Гримберт, едва не упав, метнулся в сторону, пытаясь подражать «Убийце», выполняющему маневр уклонения и движущимся нарочно нестабильной траекторией, затрудняющей противнику уверенное баллистическое поражение.
Ах, дьявол.
Скверно, скверно, скверно.
Настигнут понял он, ощущая обжигающую, как серная кислота, горечь, выступившую из каких-то обнажившихся душевных желез. Настигнут и растерзают прямо здесь. Просто выхватят беззвучно свои черные проклятые ножи, оскверненные кровью невинных, и…
Говорят, в лесных чащах иногда находят страшных деревянных идолов. Эти истуканы вытесаны из дуба и своими примитивными, выточенными из дуба, ликами, напоминают проклятых еретических божков, запрещенных Святым Престолом много веков тому назад. Вот только не всегда они состоят из одного только дерева. Отцовские егеря болтали, что иногда попадаются идолы совсем другого рода. Деревянная у них лишь сердцевина, зато все другое – уши, глаза, зубы, волосы, даже языки – сплошь человеческое. Иные болтали, что многие язычники сами добровольно делаются донорами для своих божеств, даруя им собственную плоть. Другие – что в дело идут те несчастные, кого пленили еретики, причем смерть их обставлена самым неприятным и болезненным образом, а ритуалы, которые им приходится пройти перед ней, и того страшнее…
На миг ему представилось что-то жуткое. Стоящий на опушке леса деревянный истукан, слепо глядящий в холодную ночь пустыми глазами. Его, Гримберта, глазами. С высунутым из деревянной пасти языком. Его, Гримберта, языком…

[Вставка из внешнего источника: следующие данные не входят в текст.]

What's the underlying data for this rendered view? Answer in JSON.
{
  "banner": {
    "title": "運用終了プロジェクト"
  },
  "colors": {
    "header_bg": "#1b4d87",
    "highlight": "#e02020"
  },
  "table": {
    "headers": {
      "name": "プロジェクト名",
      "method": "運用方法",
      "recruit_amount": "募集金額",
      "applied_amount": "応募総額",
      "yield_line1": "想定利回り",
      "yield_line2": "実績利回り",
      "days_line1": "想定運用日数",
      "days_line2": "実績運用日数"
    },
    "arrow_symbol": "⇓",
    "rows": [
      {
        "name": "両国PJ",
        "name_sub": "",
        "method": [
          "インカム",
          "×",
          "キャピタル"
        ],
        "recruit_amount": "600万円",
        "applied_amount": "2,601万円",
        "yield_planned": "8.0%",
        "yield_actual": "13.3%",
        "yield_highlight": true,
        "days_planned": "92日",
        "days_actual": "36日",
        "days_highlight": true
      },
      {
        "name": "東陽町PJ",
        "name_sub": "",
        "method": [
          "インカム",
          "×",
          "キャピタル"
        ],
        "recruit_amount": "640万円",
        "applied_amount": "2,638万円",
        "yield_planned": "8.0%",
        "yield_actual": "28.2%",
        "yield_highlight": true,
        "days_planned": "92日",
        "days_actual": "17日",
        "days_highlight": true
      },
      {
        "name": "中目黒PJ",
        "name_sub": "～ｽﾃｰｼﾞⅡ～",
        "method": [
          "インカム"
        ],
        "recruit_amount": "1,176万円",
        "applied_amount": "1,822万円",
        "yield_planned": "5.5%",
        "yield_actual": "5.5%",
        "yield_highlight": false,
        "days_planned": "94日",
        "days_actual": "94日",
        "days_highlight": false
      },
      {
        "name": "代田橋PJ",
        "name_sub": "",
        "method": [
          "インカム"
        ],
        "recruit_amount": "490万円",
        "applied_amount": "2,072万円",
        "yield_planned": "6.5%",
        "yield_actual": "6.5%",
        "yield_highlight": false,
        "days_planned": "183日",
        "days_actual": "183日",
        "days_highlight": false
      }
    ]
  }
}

Мысль эта, страшная мысль, превратившая пищевод в одну огромную, чистейшего льда, сосульку, придала ему сил. Наполнила вены жгучим адреналиновым пламенем, от которого едва не начали тлеть изнемогающие, работающие на пределе, мышцы.
Еретическое отродье…
Всех – огнеметами…
Под корень, чтоб ни уголька, только зола…
Прочь. Прочь. Прочь.
Он уже слышал преследователей, слышал хруст снега под их ногами, слышал ликующие возгласы и исторгнутые гнилыми глотками проклятья. Время от времени кто-то стрелял ему вслед, но стрелял, должно быть, то ли наспех, не уперев аркебузу в плечо, то ли больше для острастки, чтобы нагнать на беглеца страху – на голову ему сыпались обломки коры и перебитые пулями ветви.
На миг он едва не поддался инстинкту, не превратился в безумное, ищущее лишь спасения, существо, одержимое бегством и не способное мыслить.